From time to time I’m invited to speak at medical school reunions of those I taught decades ago. It’s generally the successful ones who attend: in their 40s, on astronomical salaries, often with kids at schools where fees are more than my stipend. One or two have jetted from Hong Kong or Sydney just for the event.
I begin my speech by sympathizing with them. Despite the trappings of success such as big houses, tennis courts, swimming pools, and posh cars, this is a difficult time of life. Children are getting more and more expensive and fractious, relationships are creaking with divorces past or looming, and parents are beginning to lose their marbles. I remember it well, though I never had the telephone number salary.
Standing in front of them is this ‘owd feller’ that they invited to speak because they remember what he used to be like. Even in those days, though, he had a great future behind him, for he peaked when he was 10. They are shocked to see the fat old cynic he’s turned into. They’re astonished at what he’s become. They’re not alone. Some praise his courage for this, slightly envious. Some are mildly amused. Some are dismissively sceptical. But in general they’re lovely, warm, courteous and good fun.
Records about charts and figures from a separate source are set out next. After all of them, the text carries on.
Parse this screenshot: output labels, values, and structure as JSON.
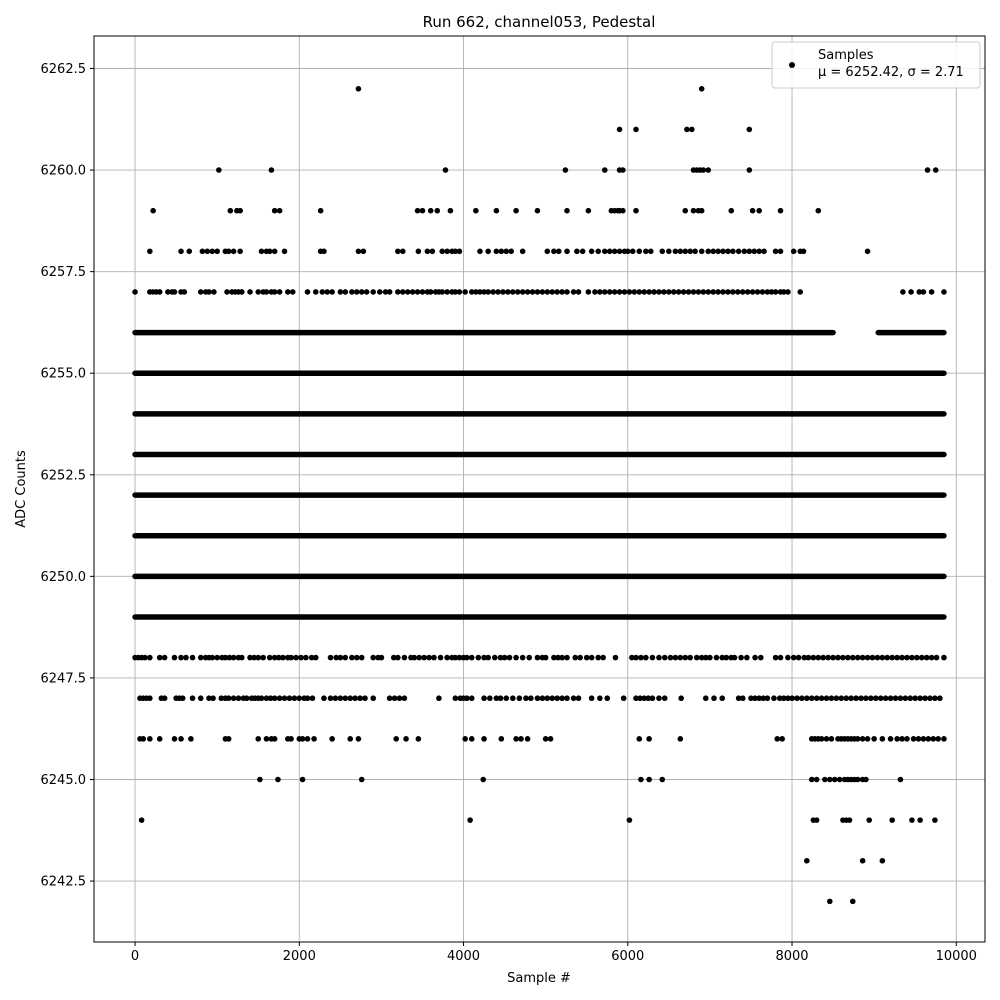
{
  "chart_data": {
    "type": "scatter",
    "title": "Run 662, channel053, Pedestal",
    "xlabel": "Sample #",
    "ylabel": "ADC Counts",
    "xlim": [
      -500,
      10350
    ],
    "ylim": [
      6241.0,
      6263.3
    ],
    "xticks": [
      0,
      2000,
      4000,
      6000,
      8000,
      10000
    ],
    "xtick_labels": [
      "0",
      "2000",
      "4000",
      "6000",
      "8000",
      "10000"
    ],
    "yticks": [
      6242.5,
      6245.0,
      6247.5,
      6250.0,
      6252.5,
      6255.0,
      6257.5,
      6260.0,
      6262.5
    ],
    "ytick_labels": [
      "6242.5",
      "6245.0",
      "6247.5",
      "6250.0",
      "6252.5",
      "6255.0",
      "6257.5",
      "6260.0",
      "6262.5"
    ],
    "grid": true,
    "legend_position": "top-right",
    "marker_color": "#000000",
    "series": [
      {
        "name": "Samples",
        "legend_stats": "μ = 6252.42, σ = 2.71",
        "bands": [
          {
            "y": 6251,
            "ranges": [
              [
                0,
                9850
              ]
            ]
          },
          {
            "y": 6252,
            "ranges": [
              [
                0,
                9850
              ]
            ]
          },
          {
            "y": 6253,
            "ranges": [
              [
                0,
                9850
              ]
            ]
          },
          {
            "y": 6254,
            "ranges": [
              [
                0,
                9850
              ]
            ]
          },
          {
            "y": 6250,
            "ranges": [
              [
                0,
                9850
              ]
            ]
          },
          {
            "y": 6255,
            "ranges": [
              [
                0,
                9850
              ]
            ]
          },
          {
            "y": 6249,
            "ranges": [
              [
                0,
                9850
              ]
            ]
          },
          {
            "y": 6256,
            "ranges": [
              [
                0,
                8500
              ],
              [
                9050,
                9850
              ]
            ]
          }
        ],
        "sparse_levels": [
          {
            "y": 6248,
            "xs": [
              0,
              40,
              80,
              120,
              180,
              300,
              360,
              480,
              560,
              620,
              700,
              800,
              860,
              900,
              940,
              1000,
              1060,
              1100,
              1150,
              1200,
              1260,
              1300,
              1400,
              1450,
              1500,
              1560,
              1640,
              1700,
              1750,
              1800,
              1860,
              1900,
              1960,
              2020,
              2080,
              2150,
              2200,
              2380,
              2450,
              2500,
              2560,
              2640,
              2700,
              2760,
              2900,
              2960,
              3000,
              3150,
              3200,
              3280,
              3360,
              3400,
              3460,
              3520,
              3580,
              3640,
              3720,
              3800,
              3860,
              3900,
              3950,
              4000,
              4040,
              4100,
              4180,
              4250,
              4300,
              4380,
              4450,
              4500,
              4560,
              4640,
              4720,
              4800,
              4900,
              4960,
              5000,
              5100,
              5150,
              5200,
              5260,
              5360,
              5420,
              5500,
              5560,
              5640,
              5700,
              5850,
              6050,
              6100,
              6160,
              6220,
              6300,
              6380,
              6450,
              6520,
              6580,
              6640,
              6700,
              6760,
              6840,
              6900,
              6950,
              7000,
              7080,
              7150,
              7200,
              7260,
              7300,
              7380,
              7450,
              7550,
              7620,
              7800,
              7860,
              7950,
              8020,
              8080,
              8150,
              8200,
              8260,
              8320,
              8380,
              8440,
              8500,
              8560,
              8620,
              8680,
              8740,
              8800,
              8860,
              8920,
              8980,
              9040,
              9100,
              9160,
              9220,
              9280,
              9340,
              9400,
              9460,
              9520,
              9580,
              9640,
              9700,
              9760,
              9850
            ]
          },
          {
            "y": 6247,
            "xs": [
              60,
              100,
              140,
              180,
              320,
              360,
              500,
              540,
              580,
              700,
              800,
              900,
              950,
              1050,
              1100,
              1140,
              1200,
              1260,
              1320,
              1360,
              1420,
              1460,
              1500,
              1540,
              1600,
              1650,
              1700,
              1760,
              1820,
              1880,
              1940,
              2000,
              2060,
              2100,
              2160,
              2300,
              2380,
              2440,
              2500,
              2560,
              2620,
              2680,
              2740,
              2800,
              2900,
              3100,
              3160,
              3220,
              3280,
              3700,
              3900,
              3960,
              4000,
              4040,
              4100,
              4250,
              4320,
              4400,
              4450,
              4520,
              4600,
              4680,
              4760,
              4820,
              4900,
              4960,
              5020,
              5080,
              5140,
              5200,
              5260,
              5340,
              5400,
              5560,
              5660,
              5750,
              5950,
              6100,
              6150,
              6200,
              6250,
              6300,
              6380,
              6450,
              6650,
              6950,
              7050,
              7150,
              7350,
              7400,
              7500,
              7550,
              7600,
              7650,
              7700,
              7780,
              7850,
              7900,
              7950,
              8000,
              8060,
              8120,
              8180,
              8240,
              8300,
              8360,
              8420,
              8480,
              8540,
              8600,
              8660,
              8720,
              8780,
              8840,
              8900,
              8960,
              9020,
              9080,
              9140,
              9200,
              9260,
              9320,
              9380,
              9440,
              9500,
              9560,
              9620,
              9680,
              9740,
              9800
            ]
          },
          {
            "y": 6257,
            "xs": [
              0,
              180,
              220,
              260,
              300,
              400,
              450,
              480,
              560,
              600,
              800,
              860,
              900,
              960,
              1120,
              1180,
              1220,
              1260,
              1300,
              1400,
              1500,
              1560,
              1600,
              1660,
              1700,
              1760,
              1860,
              1920,
              2100,
              2200,
              2280,
              2340,
              2400,
              2500,
              2560,
              2640,
              2700,
              2760,
              2820,
              2900,
              2980,
              3050,
              3100,
              3200,
              3260,
              3320,
              3380,
              3440,
              3500,
              3560,
              3600,
              3660,
              3700,
              3740,
              3800,
              3860,
              3900,
              3950,
              4020,
              4100,
              4150,
              4200,
              4250,
              4300,
              4360,
              4420,
              4480,
              4540,
              4600,
              4660,
              4720,
              4780,
              4840,
              4900,
              4960,
              5020,
              5080,
              5140,
              5200,
              5260,
              5340,
              5400,
              5520,
              5600,
              5660,
              5720,
              5780,
              5840,
              5900,
              5960,
              6020,
              6080,
              6140,
              6200,
              6260,
              6320,
              6380,
              6440,
              6500,
              6560,
              6620,
              6680,
              6740,
              6800,
              6860,
              6920,
              6980,
              7040,
              7100,
              7160,
              7220,
              7280,
              7340,
              7400,
              7460,
              7520,
              7580,
              7640,
              7700,
              7750,
              7800,
              7860,
              7900,
              7950,
              8100,
              9350,
              9450,
              9550,
              9600,
              9700,
              9850
            ]
          },
          {
            "y": 6258,
            "xs": [
              180,
              560,
              660,
              820,
              880,
              940,
              1000,
              1100,
              1140,
              1200,
              1280,
              1540,
              1600,
              1640,
              1700,
              1820,
              2260,
              2300,
              2720,
              2780,
              3200,
              3260,
              3450,
              3560,
              3620,
              3740,
              3800,
              3860,
              3900,
              3950,
              4200,
              4300,
              4400,
              4460,
              4520,
              4580,
              4720,
              5020,
              5100,
              5160,
              5260,
              5380,
              5450,
              5560,
              5640,
              5720,
              5780,
              5840,
              5900,
              5960,
              6000,
              6060,
              6140,
              6220,
              6280,
              6420,
              6500,
              6580,
              6640,
              6700,
              6760,
              6820,
              6900,
              6980,
              7040,
              7100,
              7160,
              7220,
              7280,
              7350,
              7420,
              7480,
              7540,
              7600,
              7660,
              7800,
              7860,
              8020,
              8100,
              8140,
              8920
            ]
          },
          {
            "y": 6246,
            "xs": [
              60,
              100,
              180,
              300,
              480,
              560,
              680,
              1100,
              1140,
              1500,
              1600,
              1660,
              1700,
              1860,
              1900,
              2000,
              2040,
              2100,
              2180,
              2400,
              2620,
              2720,
              3180,
              3300,
              3450,
              4020,
              4100,
              4250,
              4460,
              4640,
              4700,
              4780,
              5000,
              5060,
              6140,
              6260,
              6640,
              7820,
              7880,
              8240,
              8280,
              8320,
              8360,
              8420,
              8480,
              8560,
              8600,
              8640,
              8680,
              8720,
              8760,
              8800,
              8860,
              8920,
              9000,
              9100,
              9200,
              9280,
              9340,
              9400,
              9480,
              9540,
              9600,
              9660,
              9720,
              9780,
              9850
            ]
          },
          {
            "y": 6259,
            "xs": [
              220,
              1160,
              1240,
              1280,
              1700,
              1760,
              2260,
              3440,
              3500,
              3600,
              3680,
              3840,
              4150,
              4400,
              4640,
              4900,
              5260,
              5520,
              5800,
              5840,
              5880,
              5900,
              5940,
              6100,
              6700,
              6800,
              6860,
              6900,
              7260,
              7520,
              7600,
              7860,
              8320
            ]
          },
          {
            "y": 6245,
            "xs": [
              1520,
              1740,
              2040,
              2760,
              4240,
              6160,
              6260,
              6420,
              8240,
              8300,
              8400,
              8460,
              8520,
              8580,
              8640,
              8680,
              8720,
              8760,
              8800,
              8860,
              8900,
              9320
            ]
          },
          {
            "y": 6260,
            "xs": [
              1020,
              1660,
              3780,
              5240,
              5720,
              5900,
              5940,
              6800,
              6840,
              6880,
              6920,
              6980,
              7480,
              9650,
              9750
            ]
          },
          {
            "y": 6244,
            "xs": [
              80,
              4080,
              6020,
              8260,
              8300,
              8620,
              8660,
              8700,
              8940,
              9220,
              9460,
              9560,
              9740
            ]
          },
          {
            "y": 6261,
            "xs": [
              5900,
              6100,
              6720,
              6780,
              7480
            ]
          },
          {
            "y": 6262,
            "xs": [
              2720,
              6900
            ]
          },
          {
            "y": 6243,
            "xs": [
              8180,
              8860,
              9100
            ]
          },
          {
            "y": 6242,
            "xs": [
              8460,
              8740
            ]
          }
        ]
      }
    ]
  }
}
Many of them talk privately about an interest in ‘spiritual matters’ that is touching, and displays a vague longing – a certain trace of silent sadness. ‘I can’t swallow all the dogma,’ they say, ‘but I do love churches and church music.’ Me too. I don’t think the man in sandals was known for his love of dogma.
You see, dear reader, many of these worthy people are beginning to be bored. You need to understand that though medical training is lengthy and requires a good memory, it is absolutely not intellectually or conceptually challenging. Consider too that the human body recovers from disease often despite doctors, not because of them: once carpenters and plumbers have done their work, masterly inactivity is often the best ‘treatment’. What doctors need is common sense and humanity, and in my experience those qualities don’t necessarily go hand in hand with academic brilliance. When you’ve removed 321 gall bladders, or done 534 hysterectomies, or seen the effects of deprivation and poverty that you can do nothing about, work begins to pall. And there’s still 15 years to go. Boredom.
How will they cope? Many take to golf. I’m not old enough to play golf. Some will develop a fondness for the bottle or some other peccadillo. Some will spend more and more time on their yachts. When I was an intern in London, every Sunday I had to ring Burnham-on-Sea, where the consultant had his boat, to tell him of his operation list next day and let him know how his private patients were faring without him. Some will become bigwigs in professional bodies, sitting in panelled rooms on committees that reorganize things that don’t need reorganizing. Some try to recapture lost youth propping up the bar at what used to be Lansdowne Road and contrive friendships with players. And so on. A certain trace of silent sadness.
Speaking at a reunion is a bit like going into a fusty room that might have been better left unvisited. It’s hard to resist, though. I return saying ‘I won’t do that again’. But I do. The invitation comes, and I feel vaguely honoured. I’m a fool, of course. I rather suspect that the ex-students think I’ll be as subversive now as I was then. In fact, I’m much, much more.